Your Dock Looks the Same for Every Project — That's the Problem
Writing code, designing, or managing — different tasks need different tools. Otterdock lets you build project-specific Dock groups so the right apps are always one click away.
Monday you are coding; Tuesday you are in design review; Wednesday you are buried in spreadsheets. Your head changes modes, but the Dock often does not—it is the same flat parade of icons no matter which hat you are wearing. That sameness is easy to ignore until you realize you are scrolling past tools that matter today because they sit next to tools that only matter on weekends.
Why "same Dock" feels wrong
A single global layout makes sense for a few universal apps: browser, mail, messages. It makes less sense when half your row is domain-specific—debuggers, audio plugins, slide decks—and you only need that cluster during one kind of day. Without structure, everything competes for attention all the time. Your brain wants cues that match the task; the Dock, by default, offers one cue: "everything I ever pinned."
Key insight: Context is not only which window is frontmost—it is which set of tools should feel nearest. When the Dock cannot express that, every task pays a small orientation tax.
Spaces and Stage Manager help—but differently
Virtual desktops and window management tools like Stage Manager organize what is on screen.
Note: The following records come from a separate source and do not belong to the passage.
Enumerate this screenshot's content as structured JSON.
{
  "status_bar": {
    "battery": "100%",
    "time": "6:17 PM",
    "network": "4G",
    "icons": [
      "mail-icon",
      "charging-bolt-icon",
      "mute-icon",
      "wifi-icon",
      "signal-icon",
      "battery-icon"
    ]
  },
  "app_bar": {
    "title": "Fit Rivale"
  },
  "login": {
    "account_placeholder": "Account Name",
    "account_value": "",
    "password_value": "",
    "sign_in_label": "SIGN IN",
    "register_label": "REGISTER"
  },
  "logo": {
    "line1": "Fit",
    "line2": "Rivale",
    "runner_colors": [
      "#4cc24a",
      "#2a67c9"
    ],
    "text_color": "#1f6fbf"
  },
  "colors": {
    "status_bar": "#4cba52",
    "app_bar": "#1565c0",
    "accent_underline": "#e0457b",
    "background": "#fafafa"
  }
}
They do not, by themselves, reorganize which shortcuts sit at the bottom edge of it. You can have a pristine Stage Manager stack and still hunt the right icon in a long Dock. Addressing the Dock layout is its own lever.
Grouping by project or task
Otterdock lets you build workflow groups—each one a named bundle of apps, files, folders, and links—so you can organize your Dock to reflect the kind of day you are having. A "Build" group might hold your IDE, terminal, and local repo folder; a "Ship" group might hold the browser profile, release checklist, and asset folder. You are still using the normal macOS Dock; Otterdock adds grouped icons that expand to show what belongs to that context. Skins (Shelf, Glass, Gradient, Minimal, Otter, or custom) help you tell groups apart at a glance.
Use click-to-expand if you want zero extra permissions, or hover-to-expand if you prefer pointer-driven opening—hover relies on Accessibility permission for mouse position. Configuration is stored locally under ~/Library/Application Support/Otterdock/, for macOS 14 and up. Two groups are free; unlimited groups require Pro. Pricing: $6.99 direct; Mac App Store edition at $2.99 is planned—see the site for current availability.
What success looks like
You are not chasing a screenshot-worthy minimal Dock. You are aiming for a strip where, on a given afternoon, the shortcuts you need are grouped and labeled in a way that matches how you think about the work—not how installers added apps over the years.